The fourth dashboard consists of the graphs depicting Budget Cost of Goods Plotted against Locations, Budget Margin of Goods Plotted against Locations, Budget Profit of Goods Plotted against Locations and Budget Sales of Goods Plotted against Locations. This dashboard has been developed following a unique rule of plotting the data on a geographic map which makes the visualization interactive in nature. As the states which has been used in the data set is from the United States of America, the dashboard is showing the chart for location of United States of America only. The colouring trend is similar to that of the heat map. A single hue of colour is used in the map sections and the saturation of the colour is based on the values of the locations which is being plotted.
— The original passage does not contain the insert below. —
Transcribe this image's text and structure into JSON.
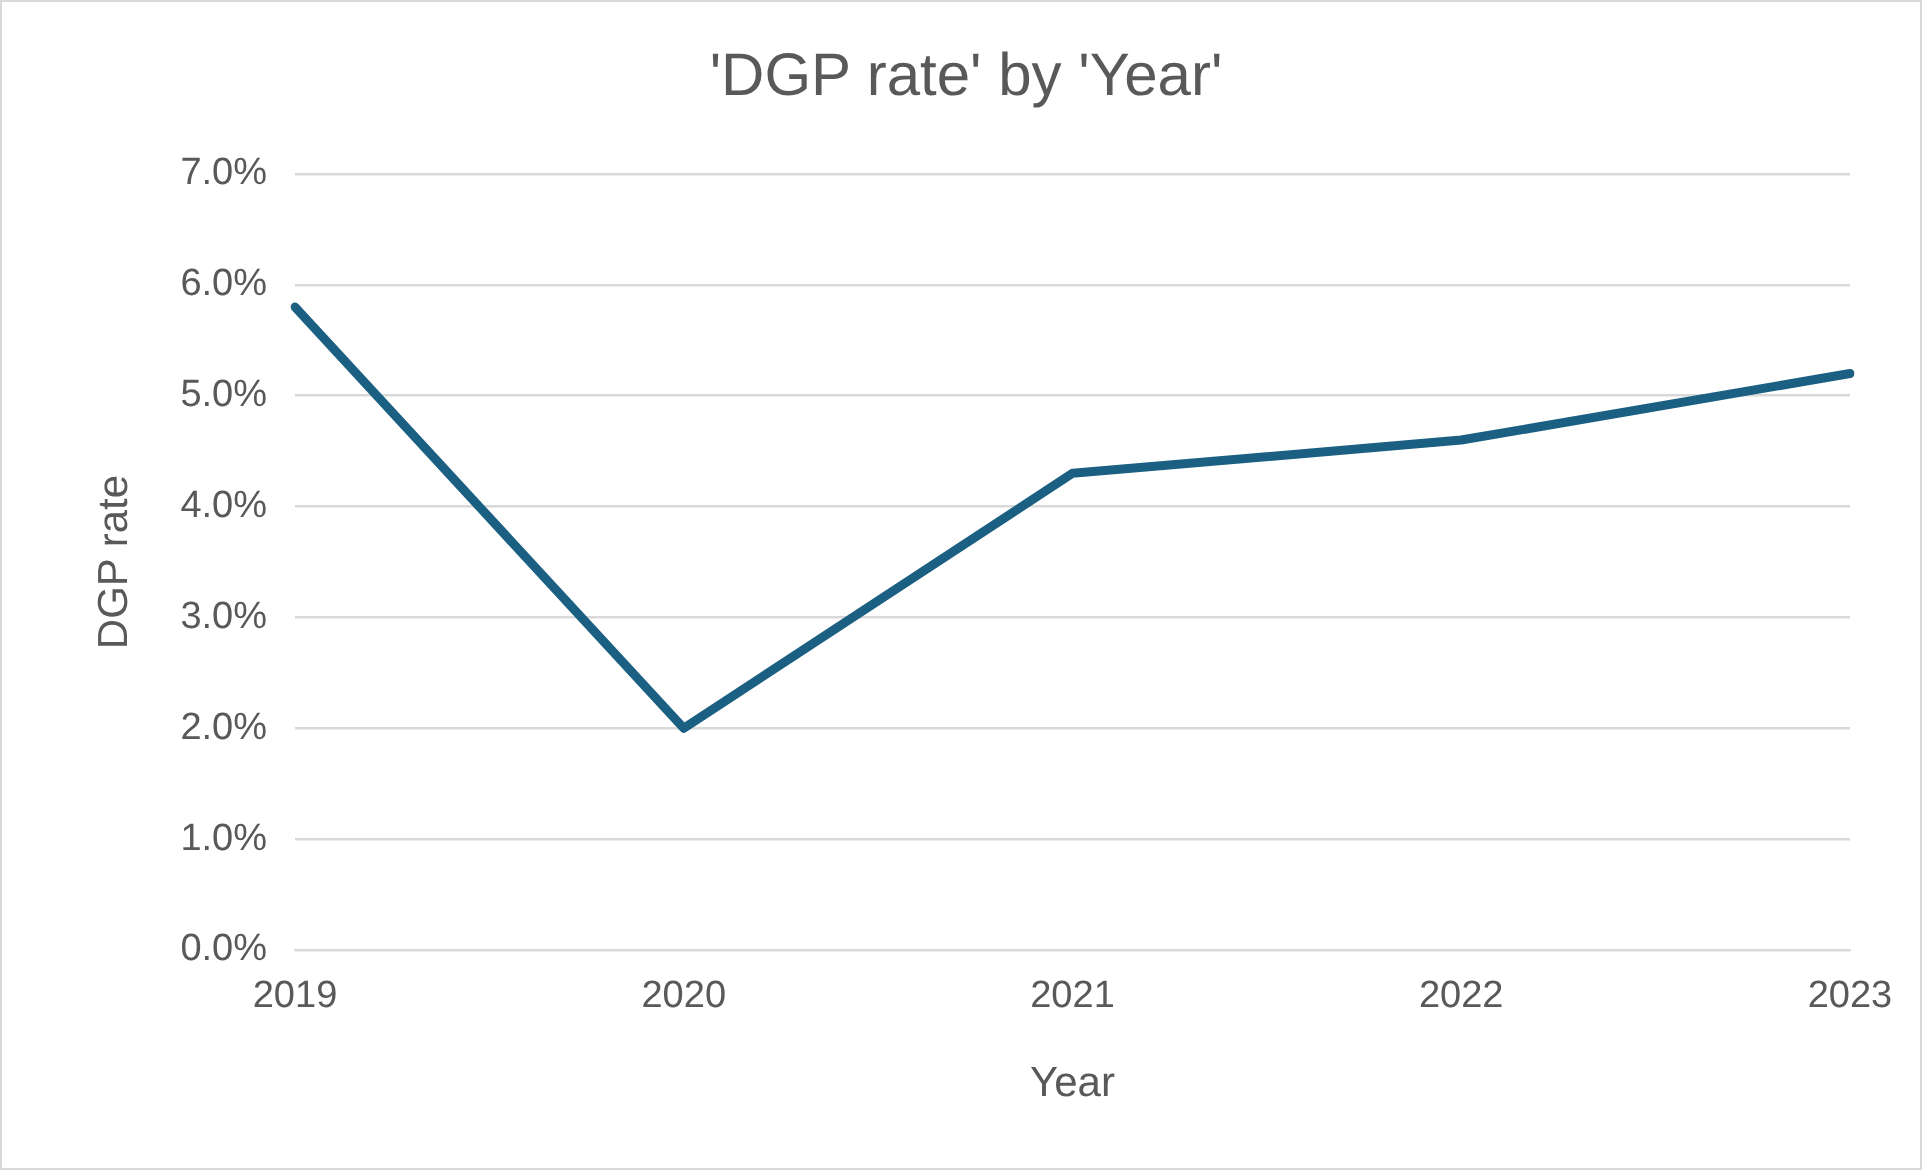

For the first chart it can be seen that the state of California has the highest budget for the cost of goods. The location being tropic and a coastal area in nature the goods required for the production of the products require a large amount of investment. Other than that the states in the middle of the country is seen to be having a medium hue suggesting that they have lower amount to be incurred for the cost of goods. In the next chart it can be again seen that the state of California has the highest amount of margin of goods cost for the production line. The lowest can be seen to be in the state of New Mexico. The third chart being a heat map shows the profit of the goods and products on the states to be the highest in Illinois. California closely follows the state of Illinois. Again the lowest producer of the profit margin is the state of New Mexico. The last chart is of a geographic chart which shows the prediction of the sale of the goods and the products in the locations. The darkest of the colour seems to be in California and the lightest in New Mexico. The similar trend in the budget prediction in the countries shows the integrity that is followed in doing a business.